Fig. 4:. TIM-1 deletion in B cells enhances anti-tumor T cell immunity.

a and b, Flow cytometry analysis of TILs derived from CD19^Cre/+ and TIM-1^BKO mice implanted with B16F10 s.c. Representative FACS plot and percentage of IFNγ and TNFα double-producing cells and IL-2 within tumor-infiltrating CD8+ (top) and CD4+ (bottom) T cells (n=8 mice per group) (a), Representative FACS plot and percentage of Granzyme B and perforin double-expressing CD8+ T cells (n=11 controls and n=6 TIM-1^BKO mice) (b). c-g, scRNA/BCR and TCR-seq of the TME, dLN and ndLN from CD19^Cre/+ and TIM-1^BKO mice bearing B16F10 melanoma. Schematic of the experimental design and UMAP of 11,884 CD45⁺ cells colored by their tissue of origin (c) and immune cell types (d). e, UMAP projection of CD19^Cre/+ (blue) and TIM-1^BKO (red) T cells delineated between CD4+ conventional T cells (Tconv), Tregs and CD8+ T cells (left panel) and clonally expanded T cells (middle panel). Frequencies of clonally expanded CD8+ T cells in different compartments (e, right panel). f, MA plot of gene expression comparing CD19^Cre/+ versus TIM-1^BKO CD8+ TILs.
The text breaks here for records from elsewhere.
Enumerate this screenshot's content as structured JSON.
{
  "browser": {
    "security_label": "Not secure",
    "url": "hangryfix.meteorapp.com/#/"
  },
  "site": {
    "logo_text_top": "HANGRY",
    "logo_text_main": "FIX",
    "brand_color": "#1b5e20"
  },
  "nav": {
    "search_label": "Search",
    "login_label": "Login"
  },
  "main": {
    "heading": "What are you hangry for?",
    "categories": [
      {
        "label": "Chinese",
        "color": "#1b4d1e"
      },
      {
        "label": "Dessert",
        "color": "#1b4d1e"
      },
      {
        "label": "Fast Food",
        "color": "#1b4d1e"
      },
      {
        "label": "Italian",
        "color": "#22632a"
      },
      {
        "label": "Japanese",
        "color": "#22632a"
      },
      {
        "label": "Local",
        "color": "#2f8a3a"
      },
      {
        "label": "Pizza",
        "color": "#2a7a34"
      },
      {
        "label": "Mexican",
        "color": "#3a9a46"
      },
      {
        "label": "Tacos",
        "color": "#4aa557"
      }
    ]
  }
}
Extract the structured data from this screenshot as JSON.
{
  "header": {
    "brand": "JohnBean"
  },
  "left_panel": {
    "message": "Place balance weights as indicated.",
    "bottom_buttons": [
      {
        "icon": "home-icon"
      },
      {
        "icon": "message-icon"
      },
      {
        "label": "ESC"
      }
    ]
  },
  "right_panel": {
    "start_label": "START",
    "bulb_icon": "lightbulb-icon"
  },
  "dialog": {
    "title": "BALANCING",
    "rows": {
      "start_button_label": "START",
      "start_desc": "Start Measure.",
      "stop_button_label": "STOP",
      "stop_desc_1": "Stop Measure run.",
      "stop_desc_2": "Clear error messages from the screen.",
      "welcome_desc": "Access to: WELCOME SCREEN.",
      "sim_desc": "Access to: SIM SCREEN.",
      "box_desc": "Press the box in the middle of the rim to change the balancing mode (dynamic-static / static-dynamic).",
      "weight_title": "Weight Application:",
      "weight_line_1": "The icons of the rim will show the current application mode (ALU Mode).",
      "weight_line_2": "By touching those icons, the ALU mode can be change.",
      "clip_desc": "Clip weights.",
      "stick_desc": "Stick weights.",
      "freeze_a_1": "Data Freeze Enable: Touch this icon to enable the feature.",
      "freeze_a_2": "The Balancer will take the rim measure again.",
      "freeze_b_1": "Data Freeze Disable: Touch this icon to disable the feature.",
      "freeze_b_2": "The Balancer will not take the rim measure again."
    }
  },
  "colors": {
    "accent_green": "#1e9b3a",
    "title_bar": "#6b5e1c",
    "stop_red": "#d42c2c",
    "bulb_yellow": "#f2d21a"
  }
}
Positive log2 fold change corresponds to up-regulation within TIM-1^BKO CD8+ TILs and vice versa. g, UMAP of TILs colored by cell types (top left), genotypes (top middle), clonal expansion (top right) and bottom panels show expression of the indicated markers. h, Frequencies of OVA-specific cells among CD8+ TILs (top) and KI67-expressing OVA-specific CD8+ TILs (bottom) (n=5 mice per group). Data are mean ± s.e.m and pooled from at least two to three independent experiments. two-tailed Student’s t-test in a, b and h.

Fig. 5:. TIM-1-deficiency in B cells unleashes B cell activation, antigen presentation and co-stimulatory function.

a-c, scRNAseq analysis of B cells derived from TILs, dLN and ndLN from CD19^Cre/+ and TIM-1^BKO mice bearing B16F10 melanoma. MA plot of gene expression comparing tumor-derived CD19^Cre/+ and TIM-1^BKO B cells (a), GSEA analysis (b) and dotplots depicting selected genes (c) between tumor-infiltrating TIM-1^BKO and CD19^Cre/+ B cells. Selected genes are annotated. d, OVA_323–339 peptide-pulsed TIM-1^BKO and CD19^Cre/+ B cells were co-cultured with CTV-labeled OVA-restricted CD4+ T cells at different ratios for 4 days. T cell proliferation was determined by dilution of CTV. Representative histograms and quantitative analysis of proliferation indices are shown (n=3 mice per group). e, T cells were analyzed for expression of IFNγ, ICOS and FOXP3. Representative and quantitative data are shown. Circles denote data points from individual mice (n=3). f, Naïve CD45.1⁺ OVA-restricted CD4+ T cells were transferred i.v. 1 day prior to B16-OVA melanoma cells s.c implantation into CD45.2⁺ CD19^Cre/+ and TIM-1^BKO mice (n=5 mice per group). Tumor-infiltrating OT II cells were examined for expression of IFNγ and FOXP3. Schematic of the experimental and quantitative results are depicted. g, Quantification and representative histogram of IFNAR-1 surface expression of B cells derived from CD19^Cre/+ and TIM-1^BKO TILs and dLN implanted with B16F10 s.c. (n=5 mice per group). h, Tumor growth in indicated mice implanted with B16F10 melanoma and treated with isotype control (n=3 mice per group) or neutralizing anti-IFNAR-1 antibody (n=4 mice per group). Data are mean ± s.e.m and pooled or representative of at least two to three independent experiments. Repeated measures two-way ANOVA test in d and h. two-tailed Student’s t-test in e, f, and g.